Steve Lipman’s Jewish Spin

In Carnival Triumph disaster, echoes of the SS St. Louis.

Advertisement

During a visit last week to relatives who live in the Houston area, the big news story there – besides the grossly overhyped NBA All-Star game at the Toyota Center – was the Carnival Triumph. That’s the cruise ship that drifted for several days in the Caribbean Sea.

A fire disabled the engine. The ship was out of power; it was soon out of fresh food or working toilets; and the 4,229 people on board, news reports informed us around-the-clock, were quickly out of patience.

The stories spoke of short tempers and long lines for spoiled food, sewage-soaked rugs and walls, a stink that enveloped the ship, and general dissatisfaction. “A floating hell,” an early lawsuit filed against Carnival Cruise Lines stated. “Unbearable living conditions,” said Sen. John Rockefeller (D – W. Va.), chairman of the Senate Commerce, Science and Transportation Committee.

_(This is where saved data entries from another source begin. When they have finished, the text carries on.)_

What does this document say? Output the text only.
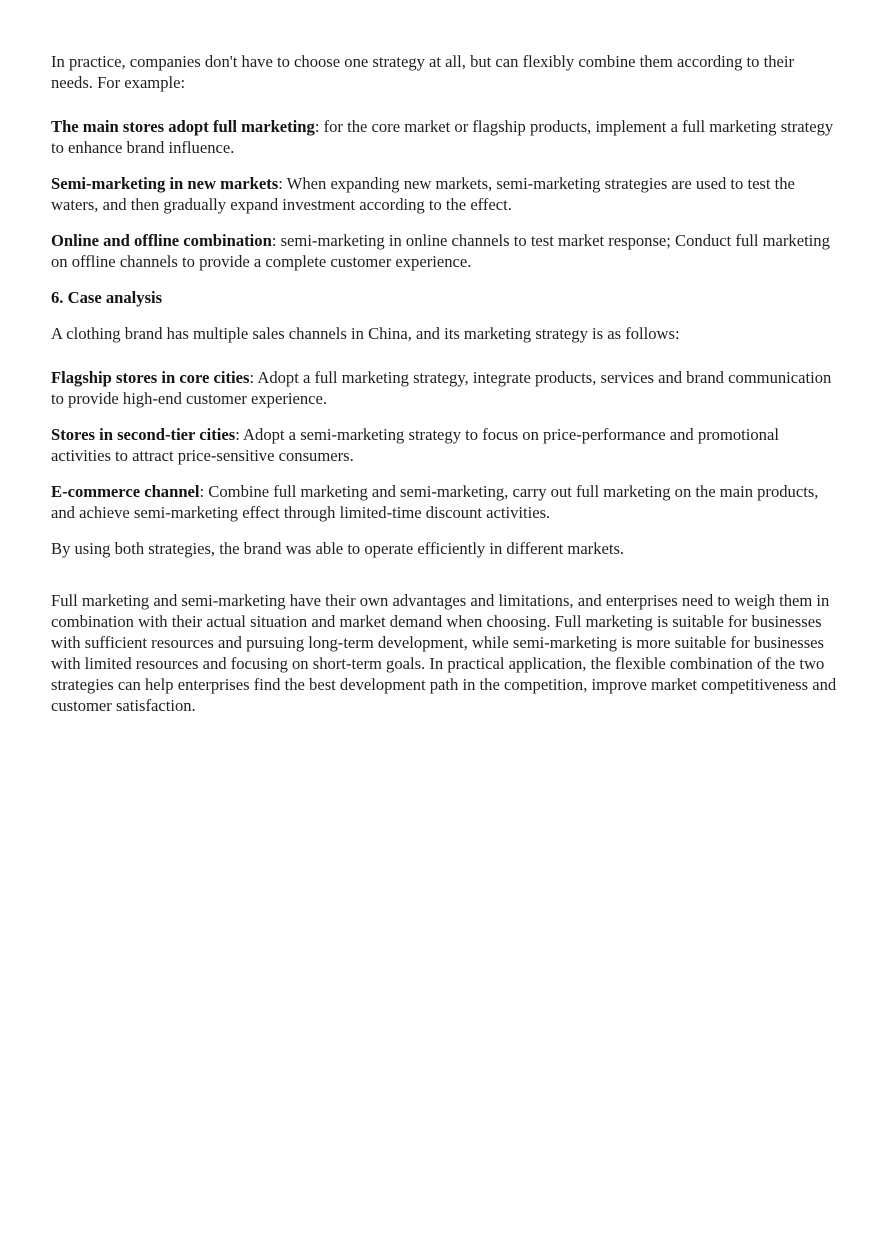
In practice, companies don't have to choose one strategy at all, but can flexibly combine them according to their needs. For example:

The main stores adopt full marketing: for the core market or flagship products, implement a full marketing strategy to enhance brand influence.

Semi-marketing in new markets: When expanding new markets, semi-marketing strategies are used to test the waters, and then gradually expand investment according to the effect.

Online and offline combination: semi-marketing in online channels to test market response; Conduct full marketing on offline channels to provide a complete customer experience.

6. Case analysis

A clothing brand has multiple sales channels in China, and its marketing strategy is as follows:

Flagship stores in core cities: Adopt a full marketing strategy, integrate products, services and brand communication to provide high-end customer experience.

Stores in second-tier cities: Adopt a semi-marketing strategy to focus on price-performance and promotional activities to attract price-sensitive consumers.

E-commerce channel: Combine full marketing and semi-marketing, carry out full marketing on the main products, and achieve semi-marketing effect through limited-time discount activities.

By using both strategies, the brand was able to operate efficiently in different markets.

Full marketing and semi-marketing have their own advantages and limitations, and enterprises need to weigh them in combination with their actual situation and market demand when choosing. Full marketing is suitable for businesses with sufficient resources and pursuing long-term development, while semi-marketing is more suitable for businesses with limited resources and focusing on short-term goals. In practical application, the flexible combination of the two strategies can help enterprises find the best development path in the competition, improve market competitiveness and customer satisfaction.
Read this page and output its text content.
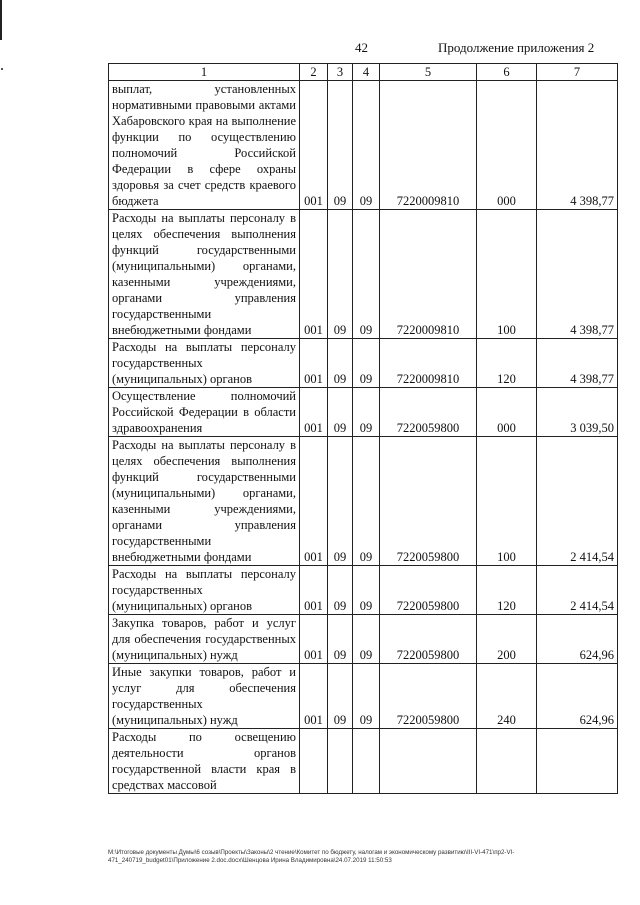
42	Продолжение приложения 2
1	2	3	4	5	6	7
выплат, установленных нормативными правовыми актами Хабаровского края на выполнение функции по осуществлению полномочий Российской Федерации в сфере охраны здоровья за счет средств краевого бюджета	001	09	09	7220009810	000	4 398,77
Расходы на выплаты персоналу в целях обеспечения выполнения функций государственными (муниципальными) органами, казенными учреждениями, органами управления государственными внебюджетными фондами	001	09	09	7220009810	100	4 398,77
Расходы на выплаты персоналу государственных (муниципальных) органов	001	09	09	7220009810	120	4 398,77
Осуществление полномочий Российской Федерации в области здравоохранения	001	09	09	7220059800	000	3 039,50
Расходы на выплаты персоналу в целях обеспечения выполнения функций государственными (муниципальными) органами, казенными учреждениями, органами управления государственными внебюджетными фондами	001	09	09	7220059800	100	2 414,54
Расходы на выплаты персоналу государственных (муниципальных) органов	001	09	09	7220059800	120	2 414,54
Закупка товаров, работ и услуг для обеспечения государственных (муниципальных) нужд	001	09	09	7220059800	200	624,96
Иные закупки товаров, работ и услуг для обеспечения государственных (муниципальных) нужд	001	09	09	7220059800	240	624,96
Расходы по освещению деятельности органов государственной власти края в средствах массовой						
M:\Итоговые документы Думы\6 созыв\Проекты\Законы\2 чтение\Комитет по бюджету, налогам и экономическому развитию\III-VI-471\пр2-VI-471_240719_budget01\Приложение 2.doc.docx\Шенцова Ирина Владимировна\24.07.2019 11:50:53
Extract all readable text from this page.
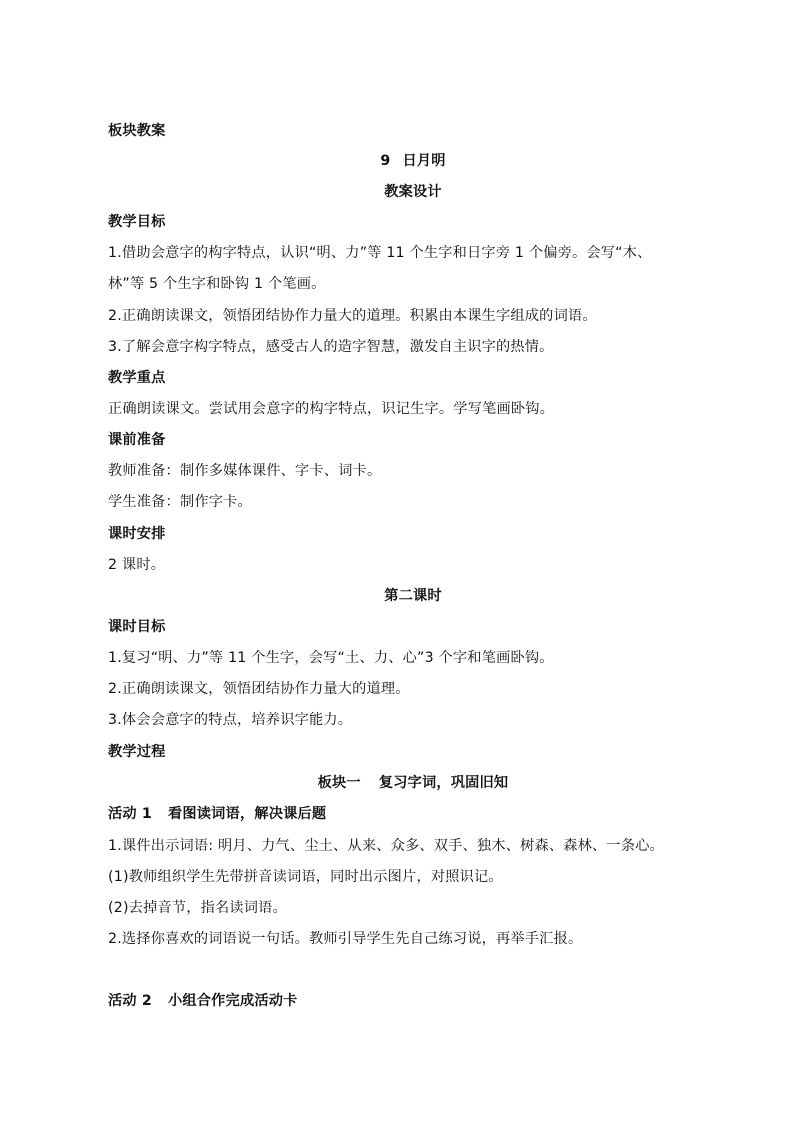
板块教案
9 日月明
教案设计
教学目标
1.借助会意字的构字特点，认识“明、力”等 11 个生字和日字旁 1 个偏旁。会写“木、
林”等 5 个生字和卧钩 1 个笔画。
2.正确朗读课文，领悟团结协作力量大的道理。积累由本课生字组成的词语。
3.了解会意字构字特点，感受古人的造字智慧，激发自主识字的热情。
教学重点
正确朗读课文。尝试用会意字的构字特点，识记生字。学写笔画卧钩。
课前准备
教师准备：制作多媒体课件、字卡、词卡。
学生准备：制作字卡。
课时安排
2 课时。
第二课时
课时目标
1.复习“明、力”等 11 个生字，会写“土、力、心”3 个字和笔画卧钩。
2.正确朗读课文，领悟团结协作力量大的道理。
3.体会会意字的特点，培养识字能力。
教学过程
板块一 复习字词，巩固旧知
活动 1 看图读词语，解决课后题
1.课件出示词语: 明月、力气、尘土、从来、众多、双手、独木、树森、森林、一条心。
(1)教师组织学生先带拼音读词语，同时出示图片，对照识记。
(2)去掉音节，指名读词语。
2.选择你喜欢的词语说一句话。教师引导学生先自己练习说，再举手汇报。
活动 2 小组合作完成活动卡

It was, in short, a disaster.

It sounded, in a vague way, familiar.

For three weeks in the late summer of 1939, another ship plied the waters of the Atlantic, then the Caribbean. Physically, it was pleasant onboard, but for the 937 passengers, it was a cruise from hell, and to an uncertain future.

It was the SS St. Louis.

Most of the passengers were German Jews, refugees seeking a safe port across the Atlantic. Cuba, which revoked the passengers’ entry visas, then the United States, then Canada, turned them way. Running out of options and food, he ship returned to Europe; France, England, Belgium and Holland agreed to admit the passengers; about a quarter of then died in the Shoah.

What would someone who had sailed on the St. Louis think about the Carnival Triumph fiasco?

“I don’t see any comparison,” Dr. Sol Messinger told me.

He was a kid who accompanied his parents on the St. Louis. A retired physician who settled in Buffalo, I had known him while working there decades ago. I called him this week.

The danger of the St. Louis, Dr. Messinger said, was not what happened on the ship, but what the passengers feared would happen if they were unable to disembark in this hemisphere and had to go back to Europe. Everyone knew about the Nazi concentration camps. As it became clear that all doors in North America were closed to the refugees, everyone was “terrified.”

Although the ship’s non-Jewish, anti-Nazi captain made sure the passengers were treated with respect.

They spent their days swimming and dancing and attending concerts; Friday night services took place in the dining room.

And they worried.

Back in Europe, Messinger’s family disembarked in Belgium. After a series of adventures, they made their way, three years later, to the States.

Over the years, Dr. Messinger, now 80, had chances to go on cruises. He didn’t go. “I never wanted to go on a big ship.”

Finally, about 30 years, he was persuaded to join some other veterans of the St. Louis on a reunion voyage, for a documentary. On a cruise ship. Since then, he’s been on several cruises.

He said he feels for the Carnival Triumph passengers.

He knows what hell on a cruise ship was like.